「新しい生活様式」は江戸の昔から始まっていた?
相変わらず落語や講演など、ライブ系の仕事は飛んだままです。
一方で、出版の依頼は相次いでいて、8月にも『安政5年、江戸パンデミック』(仮題)という本を急遽、出版することになりました。急ピッチで原稿を仕上げたところですが、その過程でちょっと面白いことを思いつきました。
それは、「江戸末期の安政年間(1854~1860)とは、安倍政権の略ではないか」ということです。
もちろん、安倍さんを批判しようとか、「昔のほうがよかった」などとノスタルジーに浸りたいわけではありません。ここで言いたいのは、政府が提唱する「新しい生活様式」などというものは、すでに「江戸の昔から始まっていたことではないか?」という仮説です。

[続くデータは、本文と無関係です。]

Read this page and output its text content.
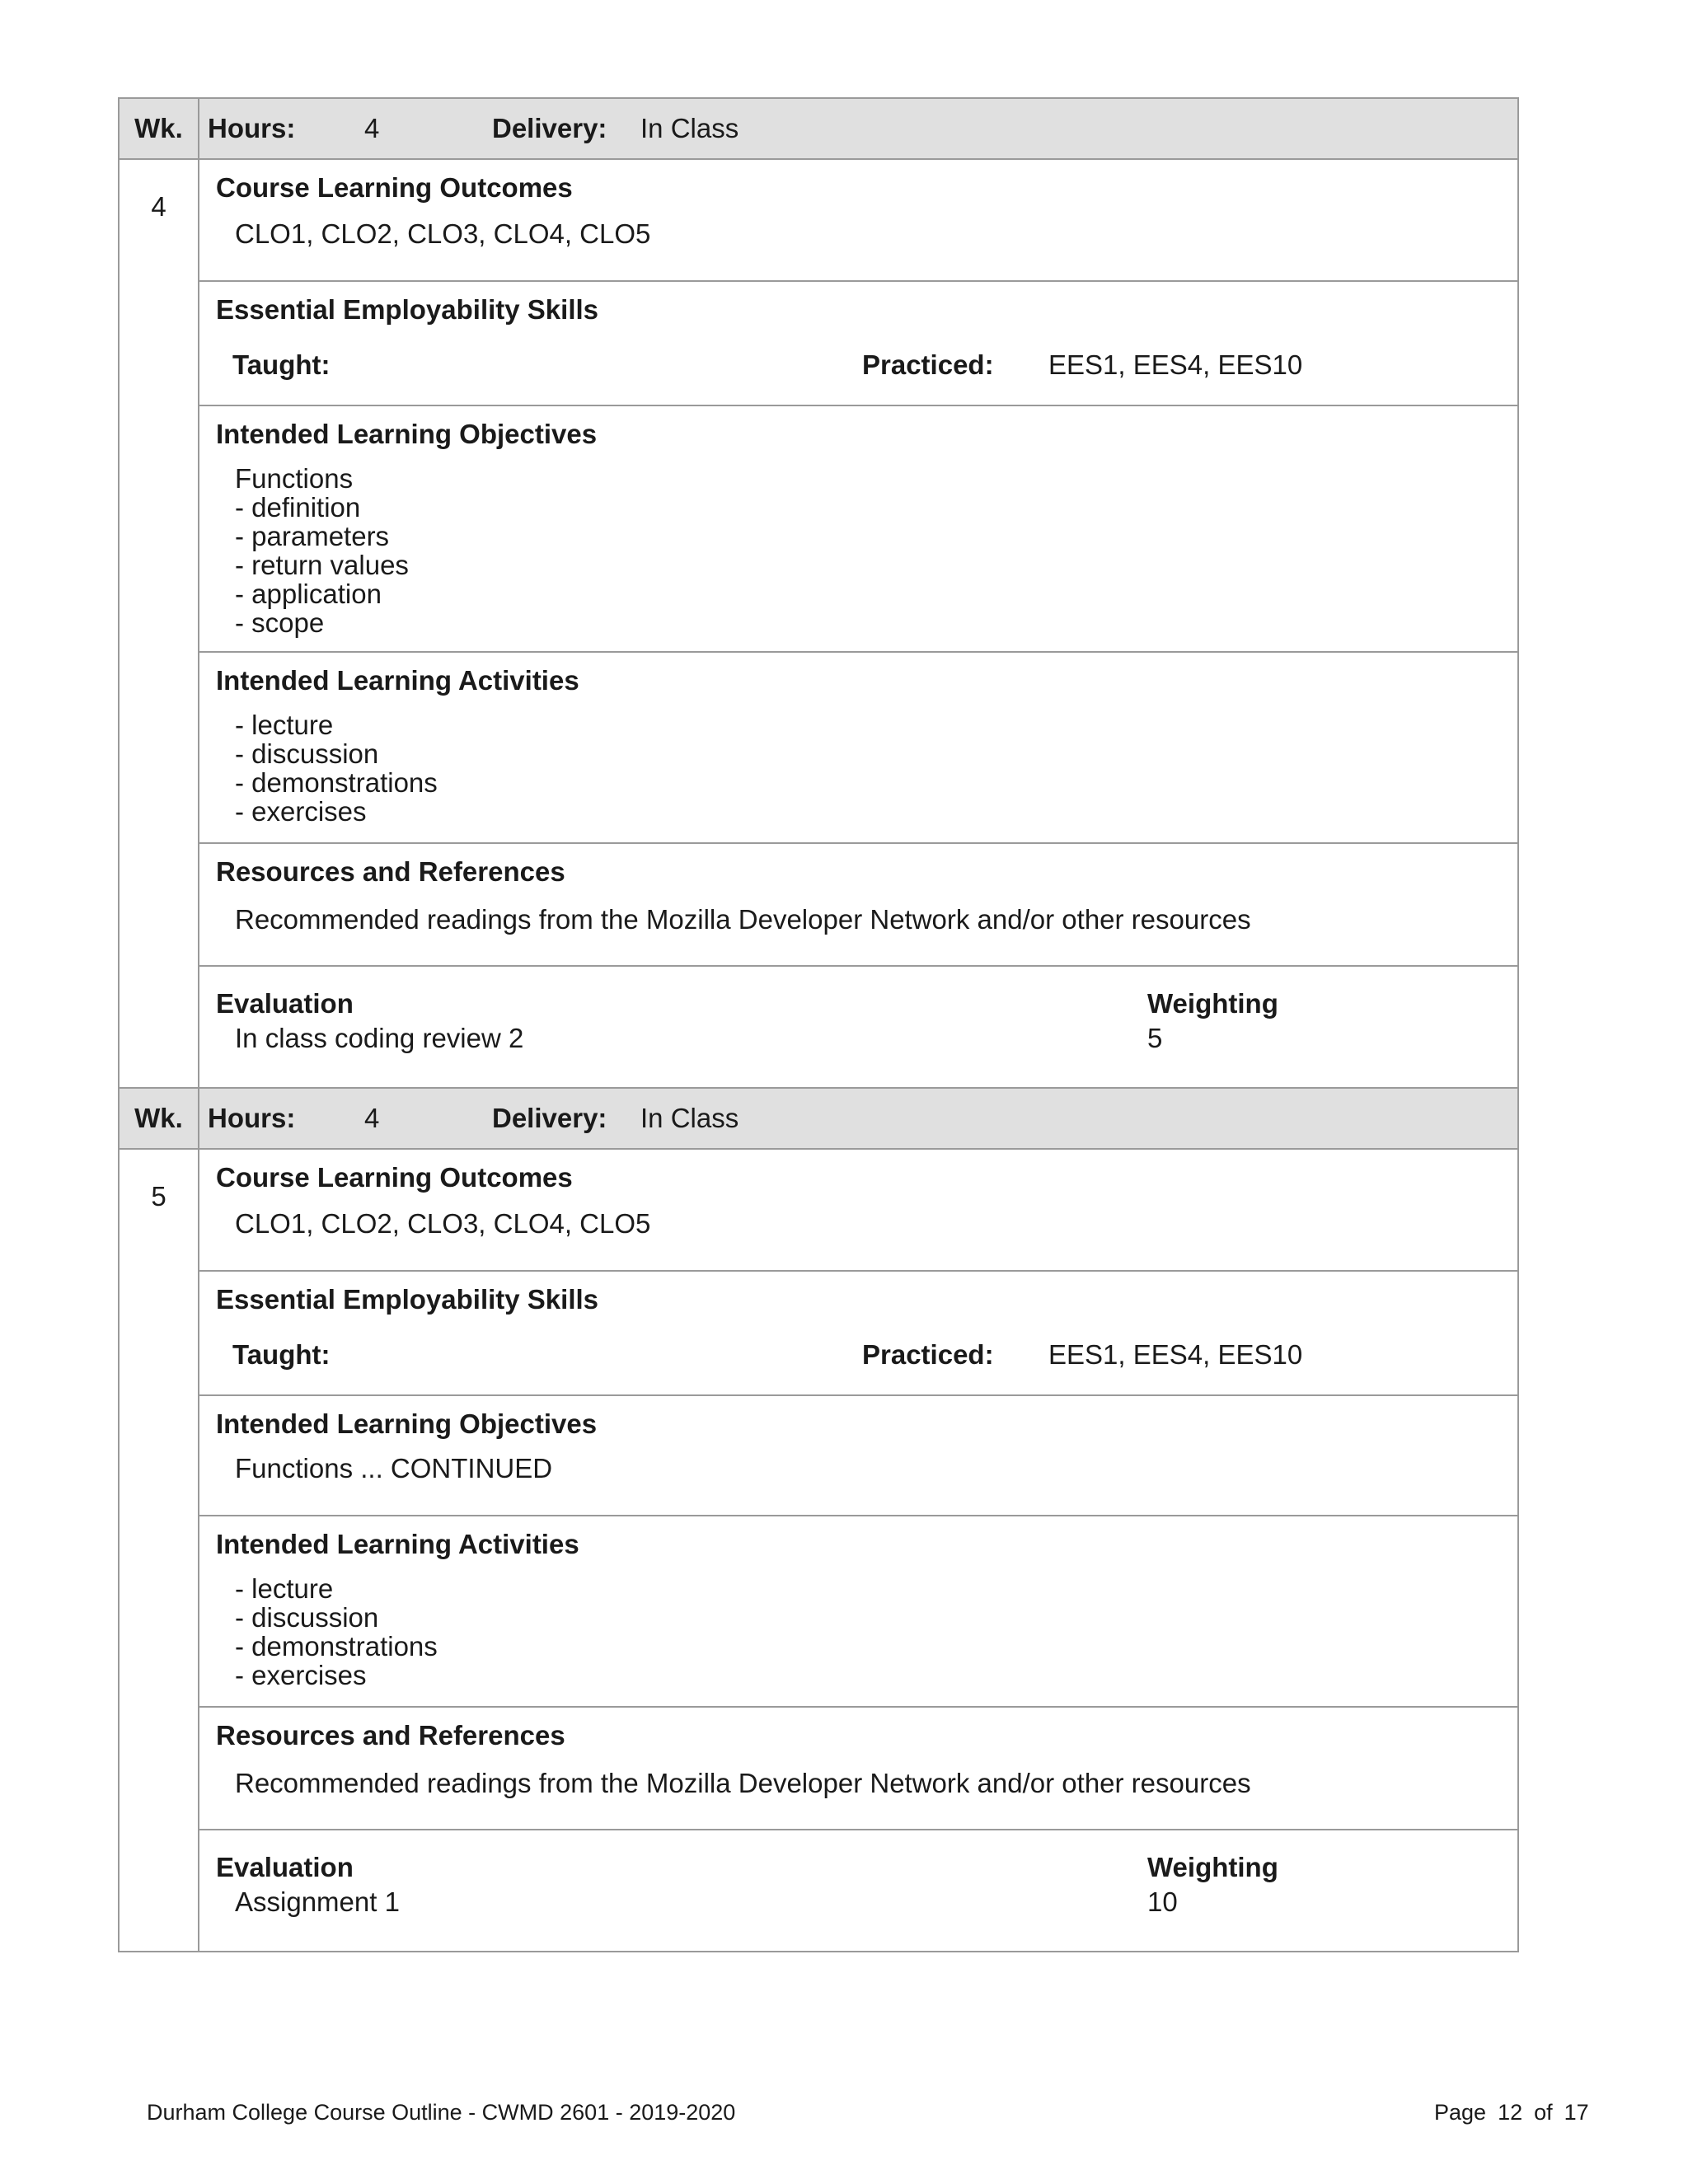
Wk. Hours:	4	Delivery:	In Class
4
Course Learning Outcomes
CLO1, CLO2, CLO3, CLO4, CLO5
Essential Employability Skills
Taught:	Practiced:	EES1, EES4, EES10
Intended Learning Objectives
Functions
- definition
- parameters
- return values
- application
- scope
Intended Learning Activities
- lecture
- discussion
- demonstrations
- exercises
Resources and References
Recommended readings from the Mozilla Developer Network and/or other resources
Evaluation	Weighting
In class coding review 2	5
Wk. Hours:	4	Delivery:	In Class
5
Course Learning Outcomes
CLO1, CLO2, CLO3, CLO4, CLO5
Essential Employability Skills
Taught:	Practiced:	EES1, EES4, EES10
Intended Learning Objectives
Functions ... CONTINUED
Intended Learning Activities
- lecture
- discussion
- demonstrations
- exercises
Resources and References
Recommended readings from the Mozilla Developer Network and/or other resources
Evaluation	Weighting
Assignment 1	10
Durham College Course Outline - CWMD 2601 - 2019-2020	Page 12 of 17
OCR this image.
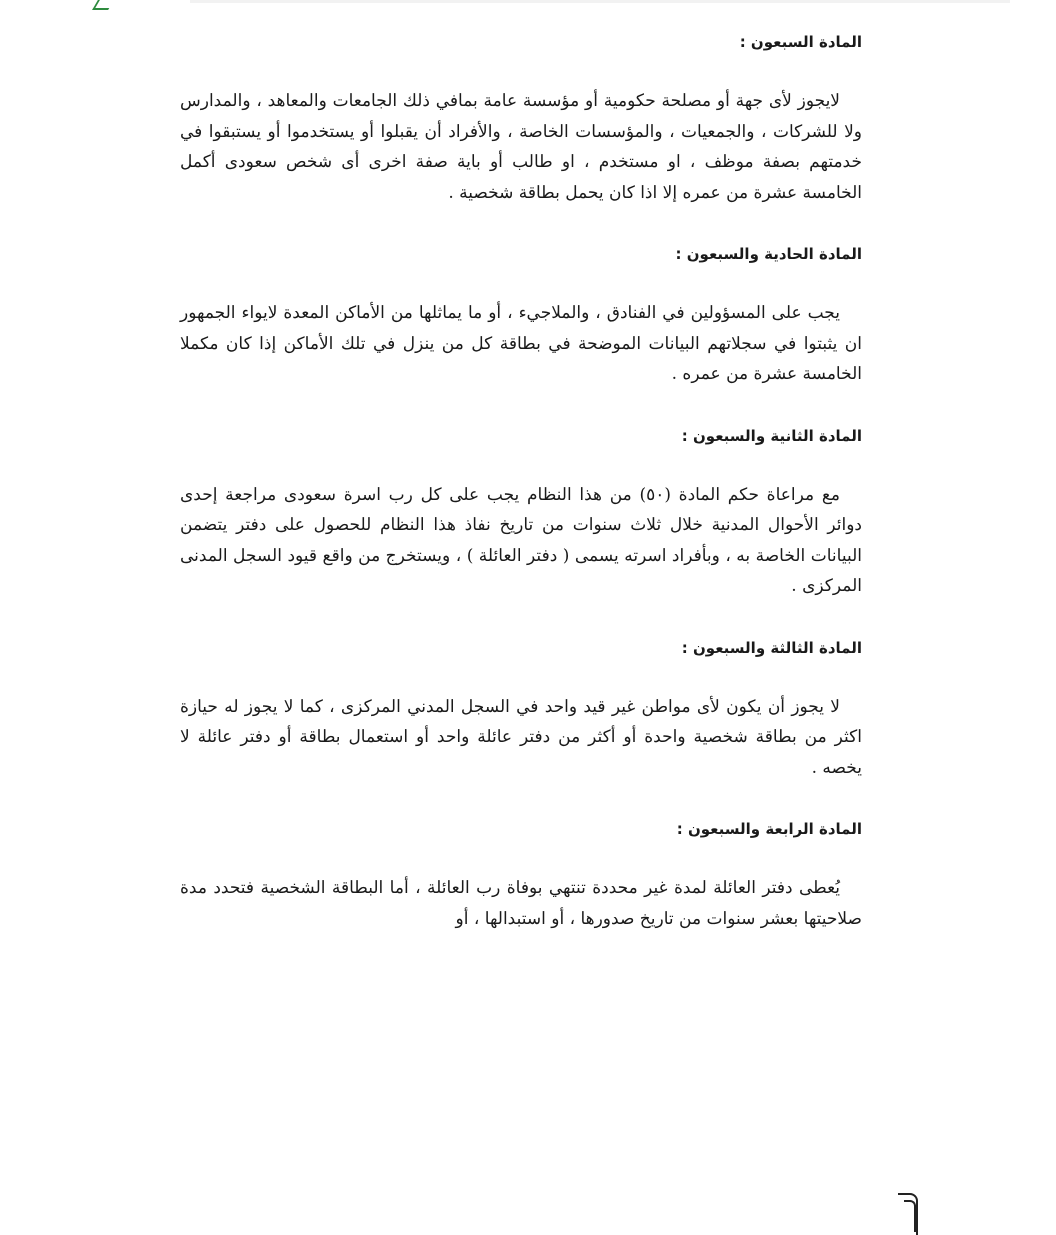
المادة السبعون :

لايجوز لأى جهة أو مصلحة حكومية أو مؤسسة عامة بمافي ذلك الجامعات والمعاهد ، والمدارس ولا للشركات ، والجمعيات ، والمؤسسات الخاصة ، والأفراد أن يقبلوا أو يستخدموا أو يستبقوا في خدمتهم بصفة موظف ، او مستخدم ، او طالب أو باية صفة اخرى أى شخص سعودى أكمل الخامسة عشرة من عمره إلا اذا كان يحمل بطاقة شخصية .

المادة الحادية والسبعون :

يجب على المسؤولين في الفنادق ، والملاجيء ، أو ما يماثلها من الأماكن المعدة لايواء الجمهور ان يثبتوا في سجلاتهم البيانات الموضحة في بطاقة كل من ينزل في تلك الأماكن إذا كان مكملا الخامسة عشرة من عمره .

المادة الثانية والسبعون :

مع مراعاة حكم المادة (٥٠) من هذا النظام يجب على كل رب اسرة سعودى مراجعة إحدى دوائر الأحوال المدنية خلال ثلاث سنوات من تاريخ نفاذ هذا النظام للحصول على دفتر يتضمن البيانات الخاصة به ، وبأفراد اسرته يسمى ( دفتر العائلة ) ، ويستخرج من واقع قيود السجل المدنى المركزى .

المادة الثالثة والسبعون :

لا يجوز أن يكون لأى مواطن غير قيد واحد في السجل المدني المركزى ، كما لا يجوز له حيازة اكثر من بطاقة شخصية واحدة أو أكثر من دفتر عائلة واحد أو استعمال بطاقة أو دفتر عائلة لا يخصه .

المادة الرابعة والسبعون :

يُعطى دفتر العائلة لمدة غير محددة تنتهي بوفاة رب العائلة ، أما البطاقة الشخصية فتحدد مدة صلاحيتها بعشر سنوات من تاريخ صدورها ، أو استبدالها ، أو
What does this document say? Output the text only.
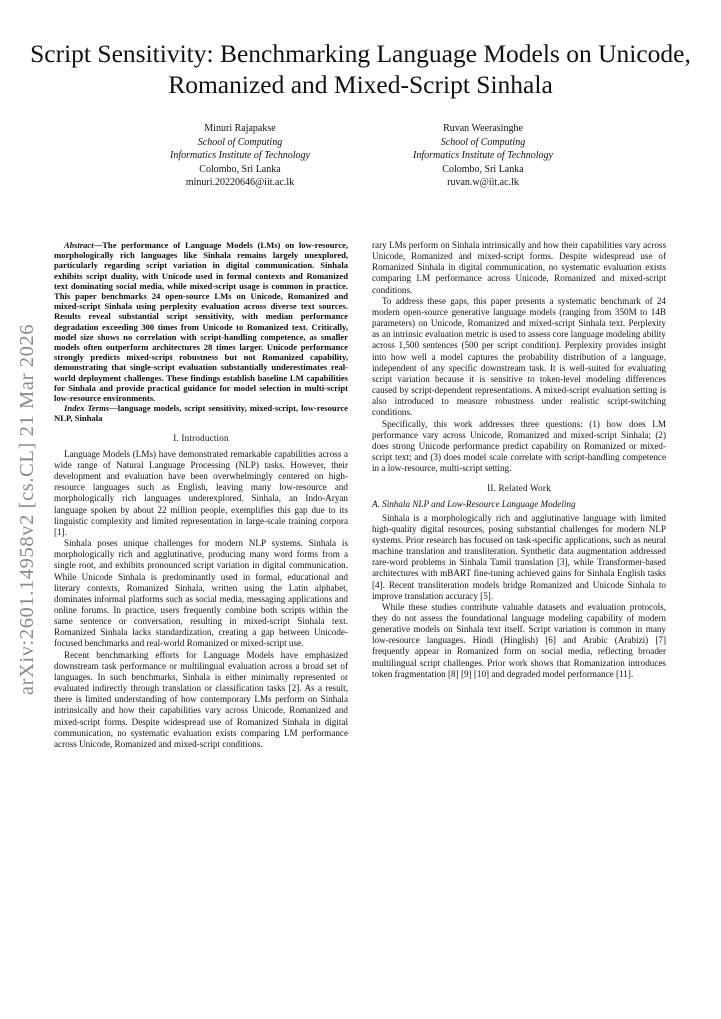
arXiv:2601.14958v2 [cs.CL] 21 Mar 2026
Script Sensitivity: Benchmarking Language Models on Unicode, Romanized and Mixed-Script Sinhala
Minuri Rajapakse
School of Computing
Informatics Institute of Technology
Colombo, Sri Lanka
minuri.20220646@iit.ac.lk
Ruvan Weerasinghe
School of Computing
Informatics Institute of Technology
Colombo, Sri Lanka
ruvan.w@iit.ac.lk

Abstract—The performance of Language Models (LMs) on low-resource, morphologically rich languages like Sinhala remains largely unexplored, particularly regarding script variation in digital communication. Sinhala exhibits script duality, with Unicode used in formal contexts and Romanized text dominating social media, while mixed-script usage is common in practice. This paper benchmarks 24 open-source LMs on Unicode, Romanized and mixed-script Sinhala using perplexity evaluation across diverse text sources. Results reveal substantial script sensitivity, with median performance degradation exceeding 300 times from Unicode to Romanized text. Critically, model size shows no correlation with script-handling competence, as smaller models often outperform architectures 28 times larger. Unicode performance strongly predicts mixed-script robustness but not Romanized capability, demonstrating that single-script evaluation substantially underestimates real-world deployment challenges. These findings establish baseline LM capabilities for Sinhala and provide practical guidance for model selection in multi-script low-resource environments.

Index Terms—language models, script sensitivity, mixed-script, low-resource NLP, Sinhala

I. Introduction

Language Models (LMs) have demonstrated remarkable capabilities across a wide range of Natural Language Processing (NLP) tasks. However, their development and evaluation have been overwhelmingly centered on high-resource languages such as English, leaving many low-resource and morphologically rich languages underexplored. Sinhala, an Indo-Aryan language spoken by about 22 million people, exemplifies this gap due to its linguistic complexity and limited representation in large-scale training corpora [1].

Sinhala poses unique challenges for modern NLP systems. Sinhala is morphologically rich and agglutinative, producing many word forms from a single root, and exhibits pronounced script variation in digital communication. While Unicode Sinhala is predominantly used in formal, educational and literary contexts, Romanized Sinhala, written using the Latin alphabet, dominates informal platforms such as social media, messaging applications and online forums. In practice, users frequently combine both scripts within the same sentence or conversation, resulting in mixed-script Sinhala text. Romanized Sinhala lacks standardization, creating a gap between Unicode-focused benchmarks and real-world Romanized or mixed-script use.

Recent benchmarking efforts for Language Models have emphasized downstream task performance or multilingual evaluation across a broad set of languages. In such benchmarks, Sinhala is either minimally represented or evaluated indirectly through translation or classification tasks [2]. As a result, there is limited understanding of how contemporary LMs perform on Sinhala intrinsically and how their capabilities vary across Unicode, Romanized and mixed-script forms. Despite widespread use of Romanized Sinhala in digital communication, no systematic evaluation exists comparing LM performance across Unicode, Romanized and mixed-script conditions.

rary LMs perform on Sinhala intrinsically and how their capabilities vary across Unicode, Romanized and mixed-script forms. Despite widespread use of Romanized Sinhala in digital communication, no systematic evaluation exists comparing LM performance across Unicode, Romanized and mixed-script conditions.

To address these gaps, this paper presents a systematic benchmark of 24 modern open-source generative language models (ranging from 350M to 14B parameters) on Unicode, Romanized and mixed-script Sinhala text. Perplexity as an intrinsic evaluation metric is used to assess core language modeling ability across 1,500 sentences (500 per script condition). Perplexity provides insight into how well a model captures the probability distribution of a language, independent of any specific downstream task. It is well-suited for evaluating script variation because it is sensitive to token-level modeling differences caused by script-dependent representations. A mixed-script evaluation setting is also introduced to measure robustness under realistic script-switching conditions.

Specifically, this work addresses three questions: (1) how does LM performance vary across Unicode, Romanized and mixed-script Sinhala; (2) does strong Unicode performance predict capability on Romanized or mixed-script text; and (3) does model scale correlate with script-handling competence in a low-resource, multi-script setting.

II. Related Work
A. Sinhala NLP and Low-Resource Language Modeling

Sinhala is a morphologically rich and agglutinative language with limited high-quality digital resources, posing substantial challenges for modern NLP systems. Prior research has focused on task-specific applications, such as neural machine translation and transliteration. Synthetic data augmentation addressed rare-word problems in Sinhala Tamil translation [3], while Transformer-based architectures with mBART fine-tuning achieved gains for Sinhala English tasks [4]. Recent transliteration models bridge Romanized and Unicode Sinhala to improve translation accuracy [5].

While these studies contribute valuable datasets and evaluation protocols, they do not assess the foundational language modeling capability of modern generative models on Sinhala text itself. Script variation is common in many low-resource languages. Hindi (Hinglish) [6] and Arabic (Arabizi) [7] frequently appear in Romanized form on social media, reflecting broader multilingual script challenges. Prior work shows that Romanization introduces token fragmentation [8] [9] [10] and degraded model performance [11].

まずは安倍政権下で起きたことと、安政期に起きたことを、かんたんに比較してみましょう。
①疫病がはやった
安政5年(1858)の6月に日米修好通商条約が締結されて、鎖国は終わります。その1カ月前の5月21日、上海から長崎港に入港したアメリカ船ミシシッピ号の船員がコレラに感染し、そこからパンデミックが始まります。コレラは長崎、中国地方、関西、そして東海道を通じて江戸にまで広がり、未曽有の死者数に火葬が追い付かず、数万人の死者が出ました。
②地震が多発した
安政期だけでも、安政伊賀地震、安政東海地震、安政南海地震などが発生し、やはり数万人が犠牲になりました。
③政情の不安
「安政の大獄」「桜田門外の変」など、日本史にも残る大事件が発生しました。